Literature is important in modern Estonian culture. A domestic prose emerged in the late 19th century with national romantic and later social-critical works. After the turn of the century, literature opened to Scandinavia and Western Europe. Anton Hansen Tammsaare’s (1878-1940) historical epic Tõde ja õigus (Truth and Justice) is referred to as one of the foremost works of Estonian literature.
During World War II, nearly two-thirds of Estonian writers fled abroad – many to Sweden – where they continued their literary activities (for example, Karl Ristikivi). A new generation of writers also appeared, including Kalju Lepik and Helga Nõu.
In Estonia, the development stagnated during the Stalin period (1944–1953), but thereafter, greater openness, experimental desire and the revitalization of literary life followed. In the following decades, great author names emerged such as the Nobel laureates Jaan Kross and Jaan Kaplinski and the acclaimed poet Paul-Eerik Rummo. Among the writers of the 21st century are the award-winning poet and novelist Kristiina Ehin.

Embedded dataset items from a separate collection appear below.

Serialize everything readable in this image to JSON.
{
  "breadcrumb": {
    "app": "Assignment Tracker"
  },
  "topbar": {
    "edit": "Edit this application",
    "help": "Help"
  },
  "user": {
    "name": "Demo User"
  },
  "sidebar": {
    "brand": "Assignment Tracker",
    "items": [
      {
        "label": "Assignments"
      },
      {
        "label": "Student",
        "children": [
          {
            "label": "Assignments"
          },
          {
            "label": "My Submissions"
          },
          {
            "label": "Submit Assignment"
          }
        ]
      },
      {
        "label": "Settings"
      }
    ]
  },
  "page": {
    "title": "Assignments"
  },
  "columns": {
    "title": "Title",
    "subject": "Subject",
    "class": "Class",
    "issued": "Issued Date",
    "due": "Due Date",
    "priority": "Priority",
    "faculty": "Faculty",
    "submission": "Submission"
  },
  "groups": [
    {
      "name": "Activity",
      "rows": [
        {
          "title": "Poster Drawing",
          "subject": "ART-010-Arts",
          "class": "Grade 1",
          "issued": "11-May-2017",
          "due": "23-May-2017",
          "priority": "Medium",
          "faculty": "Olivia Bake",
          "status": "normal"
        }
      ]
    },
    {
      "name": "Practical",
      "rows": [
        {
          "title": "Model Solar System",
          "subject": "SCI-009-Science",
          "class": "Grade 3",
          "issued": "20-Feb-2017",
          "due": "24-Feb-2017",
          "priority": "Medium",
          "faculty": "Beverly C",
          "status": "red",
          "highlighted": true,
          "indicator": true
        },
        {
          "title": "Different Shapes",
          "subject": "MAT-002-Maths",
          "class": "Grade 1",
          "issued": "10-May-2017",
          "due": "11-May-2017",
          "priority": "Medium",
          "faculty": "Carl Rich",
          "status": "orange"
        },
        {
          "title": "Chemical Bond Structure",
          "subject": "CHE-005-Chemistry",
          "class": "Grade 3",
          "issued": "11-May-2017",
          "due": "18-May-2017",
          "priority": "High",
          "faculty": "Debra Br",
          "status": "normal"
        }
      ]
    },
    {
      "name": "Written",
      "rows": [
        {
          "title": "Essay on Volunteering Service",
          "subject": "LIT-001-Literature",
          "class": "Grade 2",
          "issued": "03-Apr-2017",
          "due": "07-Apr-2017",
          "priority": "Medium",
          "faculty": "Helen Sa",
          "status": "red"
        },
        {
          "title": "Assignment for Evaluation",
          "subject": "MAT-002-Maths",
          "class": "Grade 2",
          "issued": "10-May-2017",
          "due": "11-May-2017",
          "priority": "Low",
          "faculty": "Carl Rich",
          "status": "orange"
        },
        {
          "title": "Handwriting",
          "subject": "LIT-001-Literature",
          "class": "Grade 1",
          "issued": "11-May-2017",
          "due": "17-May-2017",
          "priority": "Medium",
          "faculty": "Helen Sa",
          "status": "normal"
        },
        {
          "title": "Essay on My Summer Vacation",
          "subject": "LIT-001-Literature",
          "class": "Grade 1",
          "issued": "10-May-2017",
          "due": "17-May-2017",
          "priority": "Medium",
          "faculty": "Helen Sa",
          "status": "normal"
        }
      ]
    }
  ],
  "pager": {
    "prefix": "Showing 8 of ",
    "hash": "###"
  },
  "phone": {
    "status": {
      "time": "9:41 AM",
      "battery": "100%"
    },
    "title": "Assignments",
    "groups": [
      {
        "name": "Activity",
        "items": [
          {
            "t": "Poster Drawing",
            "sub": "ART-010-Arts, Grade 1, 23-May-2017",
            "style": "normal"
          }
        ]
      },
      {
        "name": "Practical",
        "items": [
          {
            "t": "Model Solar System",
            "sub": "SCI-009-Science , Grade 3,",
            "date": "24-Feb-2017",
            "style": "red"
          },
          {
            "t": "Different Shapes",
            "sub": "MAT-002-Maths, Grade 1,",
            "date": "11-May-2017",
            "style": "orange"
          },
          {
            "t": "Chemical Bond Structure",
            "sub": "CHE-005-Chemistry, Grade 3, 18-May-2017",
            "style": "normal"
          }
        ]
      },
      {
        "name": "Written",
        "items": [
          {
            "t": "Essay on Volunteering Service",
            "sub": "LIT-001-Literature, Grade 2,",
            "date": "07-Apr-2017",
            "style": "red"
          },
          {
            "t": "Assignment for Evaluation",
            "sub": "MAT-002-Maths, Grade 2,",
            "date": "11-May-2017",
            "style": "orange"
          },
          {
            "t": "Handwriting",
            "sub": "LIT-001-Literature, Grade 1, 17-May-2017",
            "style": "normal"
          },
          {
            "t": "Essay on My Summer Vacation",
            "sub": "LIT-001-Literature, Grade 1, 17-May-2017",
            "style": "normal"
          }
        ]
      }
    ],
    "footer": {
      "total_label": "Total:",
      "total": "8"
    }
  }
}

Estonian art follows broadly the same lines of development as literature. Johan Koler, who during the second half of the 19th century became a pioneer in national art, drew many motives from Kalevipoeg. In the early 1900s, Estonian art was revitalized with several painting schools. During World War II many artists fled to Sweden. Art practice in Estonia was paralyzed during the Stalin period, but then regained its life and took the impression of international modern art.
Jüri Arrak became an internationally acclaimed artist in the late 1900s, and in the 2000s, Martin Saar has had success in New York.
The Minister of Justice resigns
Justice Minister Kristen Michal resigns but denies allegations of irregularities regarding donations to the Reform Party. The conflict over party contributions has lowered the party to third place in the opinion, with the opposition parties Social Democrats and Center Party at the top.
The opposition leader is being investigated by prosecutors
Opposition leader Edgar Savisaar, Center Party, is the subject of the prosecutor’s investigation into suspected money laundering in Switzerland.
Party donations trouble the liberals
Prime Minister Andrus Ansip’s Reform Party is accused of questionable donations to the party fund, similar to money laundering. Justice Minister Kristen Michal is said to have been driving before his ministerial term. He refuses but prosecutors initiate a preliminary investigation.
The center portion is shattered
The Leftist Center Party is split when a group of politicians step out and form their own party group in Parliament.
The Social Democrats do away with Russian-speaking
The opposition party The Social Democrats join forces with the small Russian party with the intention of winning Russian-speaking voters. Stanislav Tsherepanov from the Russian Party becomes Vice Party leader under S leader Sven Mikser.